Even at Tuesday’s low of P53.49 to the US dollar, BSP Governor Nestor A. Espenilla Jr. said the peso is only moving as market dictates, and reiterated that its “medium-term stability is (still) well-supported by sound macroeconomic fundamentals.”
But, he warned, “the BSP is ready to act to prevent excessive peso volatility and overshooting due to speculative activities.”
Espenilla, in Tokyo for an economic briefing presentation, said the exchange rate market allows the peso enough flexibility that it is self-correcting. These self-correcting mechanisms “helps maintain price competitiveness, and prevents the build-up of unsustainable imbalances which in turn should help keep the balance of payments and the monetary system under control,” he told investors attending the Philippine roadshows.

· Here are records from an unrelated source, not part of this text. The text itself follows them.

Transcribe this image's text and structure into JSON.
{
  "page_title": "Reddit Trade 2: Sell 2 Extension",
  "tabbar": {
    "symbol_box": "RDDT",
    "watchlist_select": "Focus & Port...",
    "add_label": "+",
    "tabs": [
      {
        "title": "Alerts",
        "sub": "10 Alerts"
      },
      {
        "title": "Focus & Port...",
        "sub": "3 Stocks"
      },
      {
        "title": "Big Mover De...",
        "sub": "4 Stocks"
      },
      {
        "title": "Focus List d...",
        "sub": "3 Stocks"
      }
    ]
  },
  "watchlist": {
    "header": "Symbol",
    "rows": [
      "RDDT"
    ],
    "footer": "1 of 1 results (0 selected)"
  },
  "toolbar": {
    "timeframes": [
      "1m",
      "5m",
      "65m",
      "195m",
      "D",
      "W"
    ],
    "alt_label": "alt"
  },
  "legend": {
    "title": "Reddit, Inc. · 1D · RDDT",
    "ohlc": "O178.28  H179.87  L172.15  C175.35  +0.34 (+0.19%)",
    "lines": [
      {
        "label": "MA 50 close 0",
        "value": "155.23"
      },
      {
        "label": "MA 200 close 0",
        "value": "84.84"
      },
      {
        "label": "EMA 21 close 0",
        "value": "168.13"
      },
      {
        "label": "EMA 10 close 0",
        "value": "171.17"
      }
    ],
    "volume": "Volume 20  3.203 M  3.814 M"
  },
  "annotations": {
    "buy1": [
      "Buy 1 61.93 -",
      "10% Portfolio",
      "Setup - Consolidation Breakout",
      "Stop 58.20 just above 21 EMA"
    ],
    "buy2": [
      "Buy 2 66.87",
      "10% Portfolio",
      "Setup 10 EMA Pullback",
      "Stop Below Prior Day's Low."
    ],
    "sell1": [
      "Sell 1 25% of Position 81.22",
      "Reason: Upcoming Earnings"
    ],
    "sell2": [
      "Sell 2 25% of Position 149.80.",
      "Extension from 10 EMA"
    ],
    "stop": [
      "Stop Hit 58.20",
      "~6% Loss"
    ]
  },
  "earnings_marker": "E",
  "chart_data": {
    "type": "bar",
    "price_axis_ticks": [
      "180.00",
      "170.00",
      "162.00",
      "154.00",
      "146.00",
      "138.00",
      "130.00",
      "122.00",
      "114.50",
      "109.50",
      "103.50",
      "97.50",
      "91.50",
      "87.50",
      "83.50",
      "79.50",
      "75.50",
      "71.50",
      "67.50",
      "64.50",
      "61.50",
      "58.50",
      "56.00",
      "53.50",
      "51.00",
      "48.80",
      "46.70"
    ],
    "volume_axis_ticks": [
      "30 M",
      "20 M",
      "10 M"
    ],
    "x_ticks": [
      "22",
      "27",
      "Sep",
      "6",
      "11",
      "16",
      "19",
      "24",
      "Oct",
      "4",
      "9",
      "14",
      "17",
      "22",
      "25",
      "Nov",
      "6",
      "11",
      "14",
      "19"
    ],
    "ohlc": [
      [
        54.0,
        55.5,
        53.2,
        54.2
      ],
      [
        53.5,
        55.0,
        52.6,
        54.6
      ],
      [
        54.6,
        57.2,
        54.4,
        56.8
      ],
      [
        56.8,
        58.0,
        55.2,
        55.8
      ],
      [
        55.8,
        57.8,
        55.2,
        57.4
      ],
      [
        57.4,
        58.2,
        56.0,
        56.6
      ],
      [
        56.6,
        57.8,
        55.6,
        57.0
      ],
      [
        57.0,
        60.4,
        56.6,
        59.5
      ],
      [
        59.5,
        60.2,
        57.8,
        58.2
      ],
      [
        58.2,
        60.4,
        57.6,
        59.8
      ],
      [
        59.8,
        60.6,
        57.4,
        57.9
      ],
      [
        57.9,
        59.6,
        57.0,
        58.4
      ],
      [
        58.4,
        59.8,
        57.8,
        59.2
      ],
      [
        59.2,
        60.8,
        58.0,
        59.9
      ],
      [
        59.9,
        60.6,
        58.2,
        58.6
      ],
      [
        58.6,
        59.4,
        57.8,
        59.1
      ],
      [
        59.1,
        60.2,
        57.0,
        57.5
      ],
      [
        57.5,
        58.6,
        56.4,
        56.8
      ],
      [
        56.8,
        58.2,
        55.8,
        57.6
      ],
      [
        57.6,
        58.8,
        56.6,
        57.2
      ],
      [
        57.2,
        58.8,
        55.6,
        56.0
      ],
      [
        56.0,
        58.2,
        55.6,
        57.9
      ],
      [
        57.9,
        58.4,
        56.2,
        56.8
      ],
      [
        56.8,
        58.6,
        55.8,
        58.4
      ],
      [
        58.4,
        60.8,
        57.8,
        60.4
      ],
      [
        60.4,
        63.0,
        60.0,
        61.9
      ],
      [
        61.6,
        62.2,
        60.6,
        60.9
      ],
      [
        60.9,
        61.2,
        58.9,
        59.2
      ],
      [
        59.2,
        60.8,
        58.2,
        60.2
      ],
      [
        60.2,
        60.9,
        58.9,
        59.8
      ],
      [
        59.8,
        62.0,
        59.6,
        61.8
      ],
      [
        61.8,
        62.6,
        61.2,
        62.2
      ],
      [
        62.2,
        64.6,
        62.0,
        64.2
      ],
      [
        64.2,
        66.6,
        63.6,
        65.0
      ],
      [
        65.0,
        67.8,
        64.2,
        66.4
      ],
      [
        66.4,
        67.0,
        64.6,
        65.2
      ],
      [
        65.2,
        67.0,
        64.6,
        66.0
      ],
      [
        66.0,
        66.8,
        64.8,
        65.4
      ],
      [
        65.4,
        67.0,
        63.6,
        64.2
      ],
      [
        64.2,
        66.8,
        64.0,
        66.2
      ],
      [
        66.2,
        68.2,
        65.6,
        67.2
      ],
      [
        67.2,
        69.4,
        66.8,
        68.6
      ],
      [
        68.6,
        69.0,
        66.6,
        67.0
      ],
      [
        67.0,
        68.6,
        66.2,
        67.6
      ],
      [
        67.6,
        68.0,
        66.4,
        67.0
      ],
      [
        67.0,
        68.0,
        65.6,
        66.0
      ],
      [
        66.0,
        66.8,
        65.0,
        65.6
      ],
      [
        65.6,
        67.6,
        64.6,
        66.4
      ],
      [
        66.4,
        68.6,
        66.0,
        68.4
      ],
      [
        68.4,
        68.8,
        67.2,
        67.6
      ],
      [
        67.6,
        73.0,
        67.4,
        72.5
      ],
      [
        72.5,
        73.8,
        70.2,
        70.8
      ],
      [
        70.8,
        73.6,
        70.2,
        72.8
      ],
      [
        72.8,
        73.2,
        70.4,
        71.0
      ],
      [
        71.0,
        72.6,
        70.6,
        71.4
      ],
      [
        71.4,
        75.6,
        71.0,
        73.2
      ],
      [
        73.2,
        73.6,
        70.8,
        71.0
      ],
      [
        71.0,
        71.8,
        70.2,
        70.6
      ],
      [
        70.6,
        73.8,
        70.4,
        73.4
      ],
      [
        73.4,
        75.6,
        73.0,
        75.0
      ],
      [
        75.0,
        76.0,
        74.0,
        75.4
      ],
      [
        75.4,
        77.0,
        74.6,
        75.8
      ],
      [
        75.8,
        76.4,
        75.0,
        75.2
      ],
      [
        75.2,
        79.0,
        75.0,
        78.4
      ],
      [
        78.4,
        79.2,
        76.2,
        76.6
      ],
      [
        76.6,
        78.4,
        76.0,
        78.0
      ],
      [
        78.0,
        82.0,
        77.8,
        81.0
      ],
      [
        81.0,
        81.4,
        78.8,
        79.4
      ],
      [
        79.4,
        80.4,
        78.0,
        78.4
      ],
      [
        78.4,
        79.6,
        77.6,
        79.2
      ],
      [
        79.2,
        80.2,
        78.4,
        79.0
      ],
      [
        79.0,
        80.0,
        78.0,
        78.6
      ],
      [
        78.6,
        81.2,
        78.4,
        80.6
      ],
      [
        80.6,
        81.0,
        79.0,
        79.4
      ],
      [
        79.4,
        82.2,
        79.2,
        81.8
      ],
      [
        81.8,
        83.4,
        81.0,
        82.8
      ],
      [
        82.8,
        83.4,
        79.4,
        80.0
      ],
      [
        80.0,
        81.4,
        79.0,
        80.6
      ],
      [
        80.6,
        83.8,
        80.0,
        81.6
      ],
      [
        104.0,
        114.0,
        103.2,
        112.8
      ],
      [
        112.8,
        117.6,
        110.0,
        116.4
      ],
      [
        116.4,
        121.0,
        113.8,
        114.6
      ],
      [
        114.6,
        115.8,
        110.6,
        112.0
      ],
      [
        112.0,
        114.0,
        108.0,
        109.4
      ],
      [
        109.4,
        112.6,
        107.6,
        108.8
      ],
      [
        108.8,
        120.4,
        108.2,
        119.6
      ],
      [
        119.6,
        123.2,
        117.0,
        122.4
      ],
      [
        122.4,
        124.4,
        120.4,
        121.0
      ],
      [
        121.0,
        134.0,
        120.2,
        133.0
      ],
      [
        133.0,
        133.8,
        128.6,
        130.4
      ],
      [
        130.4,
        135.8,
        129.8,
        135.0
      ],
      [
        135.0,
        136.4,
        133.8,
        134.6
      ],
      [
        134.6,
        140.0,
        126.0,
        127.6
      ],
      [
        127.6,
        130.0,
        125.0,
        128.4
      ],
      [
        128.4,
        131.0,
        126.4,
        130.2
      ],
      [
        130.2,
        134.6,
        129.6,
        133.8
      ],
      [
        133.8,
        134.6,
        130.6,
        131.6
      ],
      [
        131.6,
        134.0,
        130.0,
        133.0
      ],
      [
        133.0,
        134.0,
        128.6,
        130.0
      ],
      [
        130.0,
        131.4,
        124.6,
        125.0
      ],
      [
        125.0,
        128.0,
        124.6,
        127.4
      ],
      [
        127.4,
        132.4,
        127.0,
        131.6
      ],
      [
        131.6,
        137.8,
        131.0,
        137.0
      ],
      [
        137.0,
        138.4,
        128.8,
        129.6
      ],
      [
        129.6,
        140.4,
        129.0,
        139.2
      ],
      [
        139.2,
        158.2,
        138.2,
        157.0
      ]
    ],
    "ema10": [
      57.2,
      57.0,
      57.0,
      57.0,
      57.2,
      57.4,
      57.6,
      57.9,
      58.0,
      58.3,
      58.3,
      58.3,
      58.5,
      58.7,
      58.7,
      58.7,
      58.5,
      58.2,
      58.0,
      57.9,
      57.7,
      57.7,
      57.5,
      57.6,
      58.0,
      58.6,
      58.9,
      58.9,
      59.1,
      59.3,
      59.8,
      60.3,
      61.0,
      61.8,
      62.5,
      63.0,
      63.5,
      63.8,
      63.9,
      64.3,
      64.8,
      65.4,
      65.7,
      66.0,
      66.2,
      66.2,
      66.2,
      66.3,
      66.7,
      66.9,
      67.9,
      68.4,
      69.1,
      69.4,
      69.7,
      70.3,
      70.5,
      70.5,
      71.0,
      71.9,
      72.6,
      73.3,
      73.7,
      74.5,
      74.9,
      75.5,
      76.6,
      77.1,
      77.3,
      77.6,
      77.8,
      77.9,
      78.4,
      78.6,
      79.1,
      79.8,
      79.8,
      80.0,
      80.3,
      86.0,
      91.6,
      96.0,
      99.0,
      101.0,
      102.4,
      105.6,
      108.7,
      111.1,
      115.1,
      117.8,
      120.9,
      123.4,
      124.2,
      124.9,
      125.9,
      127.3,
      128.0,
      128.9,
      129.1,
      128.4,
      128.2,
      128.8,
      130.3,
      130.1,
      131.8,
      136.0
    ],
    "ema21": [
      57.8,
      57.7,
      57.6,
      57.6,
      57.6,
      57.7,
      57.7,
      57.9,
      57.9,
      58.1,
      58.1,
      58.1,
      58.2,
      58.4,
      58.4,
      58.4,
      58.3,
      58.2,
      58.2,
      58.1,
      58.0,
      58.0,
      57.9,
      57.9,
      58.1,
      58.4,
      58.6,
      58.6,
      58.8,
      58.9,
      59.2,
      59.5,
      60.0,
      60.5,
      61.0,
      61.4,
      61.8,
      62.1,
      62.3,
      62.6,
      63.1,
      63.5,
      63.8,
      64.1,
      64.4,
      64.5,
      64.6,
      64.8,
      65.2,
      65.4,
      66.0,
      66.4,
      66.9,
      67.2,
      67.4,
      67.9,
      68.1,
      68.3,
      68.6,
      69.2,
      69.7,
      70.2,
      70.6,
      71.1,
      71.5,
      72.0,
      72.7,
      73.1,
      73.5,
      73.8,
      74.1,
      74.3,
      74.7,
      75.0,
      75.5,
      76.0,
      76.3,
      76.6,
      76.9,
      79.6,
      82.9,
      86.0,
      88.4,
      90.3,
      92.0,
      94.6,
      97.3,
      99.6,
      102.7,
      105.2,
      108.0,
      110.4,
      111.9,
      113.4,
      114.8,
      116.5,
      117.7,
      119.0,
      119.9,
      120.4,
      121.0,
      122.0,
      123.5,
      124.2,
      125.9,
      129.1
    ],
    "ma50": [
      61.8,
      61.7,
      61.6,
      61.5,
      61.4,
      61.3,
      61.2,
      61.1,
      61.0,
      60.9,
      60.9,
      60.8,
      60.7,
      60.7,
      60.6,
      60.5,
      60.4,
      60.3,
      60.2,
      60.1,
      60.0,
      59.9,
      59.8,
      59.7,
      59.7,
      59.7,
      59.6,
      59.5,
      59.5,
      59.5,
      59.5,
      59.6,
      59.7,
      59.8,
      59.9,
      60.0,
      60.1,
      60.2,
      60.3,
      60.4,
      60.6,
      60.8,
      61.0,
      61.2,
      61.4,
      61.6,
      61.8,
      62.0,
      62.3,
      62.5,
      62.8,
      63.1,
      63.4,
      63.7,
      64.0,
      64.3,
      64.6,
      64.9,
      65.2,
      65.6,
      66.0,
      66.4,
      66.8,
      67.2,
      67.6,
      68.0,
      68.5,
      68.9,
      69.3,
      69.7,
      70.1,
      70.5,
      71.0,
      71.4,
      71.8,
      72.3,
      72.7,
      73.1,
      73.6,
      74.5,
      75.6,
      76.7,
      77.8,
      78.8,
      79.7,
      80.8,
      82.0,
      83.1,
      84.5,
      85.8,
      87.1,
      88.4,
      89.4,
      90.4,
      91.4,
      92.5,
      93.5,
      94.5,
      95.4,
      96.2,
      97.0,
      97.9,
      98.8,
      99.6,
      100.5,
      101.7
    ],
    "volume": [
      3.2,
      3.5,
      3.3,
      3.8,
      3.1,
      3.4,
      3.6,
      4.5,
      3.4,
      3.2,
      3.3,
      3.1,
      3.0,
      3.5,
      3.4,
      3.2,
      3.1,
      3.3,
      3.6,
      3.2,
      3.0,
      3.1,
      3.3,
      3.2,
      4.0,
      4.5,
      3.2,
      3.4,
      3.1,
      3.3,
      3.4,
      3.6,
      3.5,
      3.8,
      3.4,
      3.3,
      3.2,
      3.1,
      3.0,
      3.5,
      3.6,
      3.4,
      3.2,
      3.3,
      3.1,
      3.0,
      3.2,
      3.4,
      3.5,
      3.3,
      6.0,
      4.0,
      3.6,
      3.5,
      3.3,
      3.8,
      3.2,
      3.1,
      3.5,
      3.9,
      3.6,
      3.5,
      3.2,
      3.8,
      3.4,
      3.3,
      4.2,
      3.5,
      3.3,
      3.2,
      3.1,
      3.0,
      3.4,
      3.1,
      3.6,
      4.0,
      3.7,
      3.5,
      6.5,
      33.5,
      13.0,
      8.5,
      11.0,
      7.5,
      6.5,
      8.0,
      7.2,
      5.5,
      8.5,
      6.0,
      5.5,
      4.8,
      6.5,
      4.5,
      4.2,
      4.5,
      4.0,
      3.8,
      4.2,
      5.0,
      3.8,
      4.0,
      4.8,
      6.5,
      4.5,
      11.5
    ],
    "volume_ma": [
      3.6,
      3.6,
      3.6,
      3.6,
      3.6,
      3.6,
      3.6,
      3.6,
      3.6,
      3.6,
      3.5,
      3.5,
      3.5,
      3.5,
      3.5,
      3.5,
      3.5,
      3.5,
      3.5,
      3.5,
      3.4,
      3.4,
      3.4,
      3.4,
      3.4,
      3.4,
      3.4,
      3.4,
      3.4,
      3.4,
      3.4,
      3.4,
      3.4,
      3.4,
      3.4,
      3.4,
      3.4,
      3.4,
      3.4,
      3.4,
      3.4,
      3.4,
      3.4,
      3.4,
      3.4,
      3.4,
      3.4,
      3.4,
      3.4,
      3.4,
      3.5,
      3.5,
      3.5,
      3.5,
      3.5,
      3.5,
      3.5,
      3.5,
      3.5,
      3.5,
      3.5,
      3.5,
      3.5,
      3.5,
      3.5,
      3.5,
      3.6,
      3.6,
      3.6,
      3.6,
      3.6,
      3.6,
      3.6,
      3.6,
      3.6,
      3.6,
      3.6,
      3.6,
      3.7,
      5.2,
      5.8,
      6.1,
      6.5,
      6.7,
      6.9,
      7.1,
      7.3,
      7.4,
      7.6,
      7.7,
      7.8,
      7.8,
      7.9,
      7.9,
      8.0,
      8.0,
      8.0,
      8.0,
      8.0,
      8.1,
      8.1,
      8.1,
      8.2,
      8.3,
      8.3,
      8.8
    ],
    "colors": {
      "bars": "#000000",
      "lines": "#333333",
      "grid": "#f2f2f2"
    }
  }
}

The BSP will hold a monetary policy meeting today – a day ahead of a June 21 original schedule – and the market is split on whether or not the central bank will take the bait and increase interest rates for the second time in a row. It hiked key rates by 25 basis points last May 10.
Most market observers want the BSP to adjust rates another time and this soon, to help the exchange rate stabilize.
“Without monetary policy support, the peso could fall to a fresh 12-year low,” said ING Bank senior economist Joey Cuyegkeng, adding that despite steady remittances flows, the peso will continue to be on the defensive.
Espenilla is not giving any hint of what the Monetary Board will decide today. However, he did remind the market that “definite signs” abound and that inflation is infact “slowing down and may be close to peak.” The BSP expects inflation to average at 4.6 percent this year, surpassing the two-four percent target.
With the May 10 adjustment to the BSP rates, Espenilla said it is possible they will “revise downwards with more data” when it comes to the 2019 outlook which was an average 3.4 percent inflation.